Art is more than just what the artist wants to explain to us, there’s something very visceral about coming into your own experience and recognizing that the way you engage with it is just as important. My takeaways? Art can dismantle, disrupt, rework and challenge the written histories as we’ve come to know them. When I asked Chantal what types of conversations she hoped would emerge from her exhibit, she said, "I’m interested in imagining voices unheard, erased and silenced. I think I use connotatively rich materials in interesting ways—old books, altered text, black thread, black paint, photos, canvas, videos--ways that layer the work and leave interpretation and meaning open to the viewer.  You can enjoy each piece (or not) on an aesthetic level level or sink much deeper into the social, cultural and political implications of the collection.During my residency I talked to a couple that brought their adolescent son to the show. We looked at The Braided Book (2011) together. For me, personally, it’s about my mom as young girl looking for her ancestors, the missing Black Loyalists. When the dad said “I think it’s about the long history of the Indigenous people being cut out of Canadian history”—I said, yes, exactly."

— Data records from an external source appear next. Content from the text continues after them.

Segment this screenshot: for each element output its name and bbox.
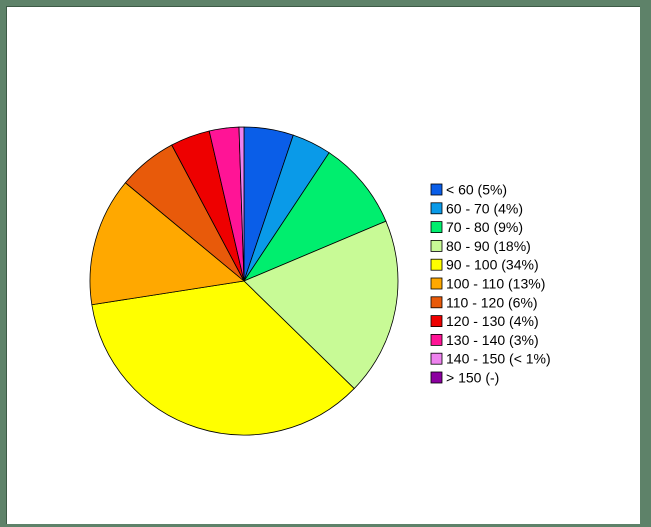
pie-slice-2 <box>242 152 387 282</box>
legend-label-2: 70 - 80 (9%) <box>446 219 523 235</box>
legend-label-4: 90 - 100 (34%) <box>446 257 539 273</box>
pie-slices <box>89 126 399 436</box>
pie-slice-9 <box>238 126 245 282</box>
legend-swatch-1 <box>430 202 443 215</box>
legend-swatch-2 <box>430 221 443 234</box>
legend-swatch-10 <box>430 371 443 384</box>
chart-legend: < 60 (5%) 60 - 70 (4%) 70 - 80 (9%) 80 - 90… <box>430 182 551 386</box>
legend-label-10: > 150 (-) <box>446 370 499 386</box>
legend-swatch-7 <box>430 315 443 328</box>
legend-swatch-5 <box>430 277 443 290</box>
pie-slice-5 <box>89 182 245 306</box>
legend-swatch-6 <box>430 296 443 309</box>
legend-swatch-9 <box>430 352 443 365</box>
legend-label-9: 140 - 150 (< 1%) <box>446 351 551 367</box>
pie-slice-4 <box>91 280 355 436</box>
legend-swatch-3 <box>430 239 443 252</box>
pie-slice-3 <box>243 220 399 390</box>
window-top-border <box>0 0 651 6</box>
legend-label-1: 60 - 70 (4%) <box>446 200 523 216</box>
legend-swatch-4 <box>430 258 443 271</box>
legend-label-8: 130 - 140 (3%) <box>446 332 539 348</box>
legend-swatch-0 <box>430 183 443 196</box>
legend-label-7: 120 - 130 (4%) <box>446 313 539 329</box>
legend-label-3: 80 - 90 (18%) <box>446 238 531 254</box>
legend-swatch-8 <box>430 333 443 346</box>
legend-label-6: 110 - 120 (6%) <box>446 294 538 310</box>
legend-label-0: < 60 (5%) <box>446 182 507 198</box>
legend-label-5: 100 - 110 (13%) <box>446 276 545 292</box>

Chantal Gibson is an artist-educator interested in the cultural production of knowledge. Her work explores the overlap between literary and visual art, challenging imperialist notions quietly embedded in everyday thing. Last year her work appeared at the ROM in Toronto and the Montreal Museum of Fine Arts. Recently, she had exhibitions bookending the country—in BC and Nova Scotia.  Both were based on her first book How She Read, a CBC books favourite for spring, published by Caitlin Press. How She Read is an extension of her artistic practice. Sculpting black text against a white page, her poems forge new spaces that bend and twist English grammar rules while confronting historic representations of Black womanhood and Otherness in the Canadian cultural imagination. Author Lawrence Hills says “By turns outraged, elegiac, and loving, Chantal Gibson meditates on blackness, womanhood, betrayal, denial, rehsilience, and freedom. How She Read flings open the back door to Canada. It sparks an inquiry and packs a wallop in every line and on every page.”

Recently named one of CBC’s 6 Black writers to watch in 2019, Gibson is an award-winning teacher in the School of Interactive Arts & Technology at Simon Fraser University.

 

All photos by Miles Giesbrecht

Photo 1 (header) : Confronting the Romance of Empire. Chantal Gibson exhibition at Open Space Victoria BC

Photo 2: C. Gibson. English History in a New Setting. Redacted Sonnet, 2019. Mixed media altered text. (V. Simms, 1936.)

Photo 3 (left): C. Gibson. Hyperbole. Twisted Lyric, 2019. Mixed media altered text. (I am Persuaded, J. Duguid, 1941.)

Photo 4 (right): C. Gibson. Her. Braided Sestina, 2019. Mixed media altered text. (When She Woke, H. Jordan, 2011).

Chelene Knight is Room's managing editor, festival director for Growing Room, and CEO of #LearnWritingEssentials. Her memoir Dear Current Occupant won the 2018 Vancouver Book Award.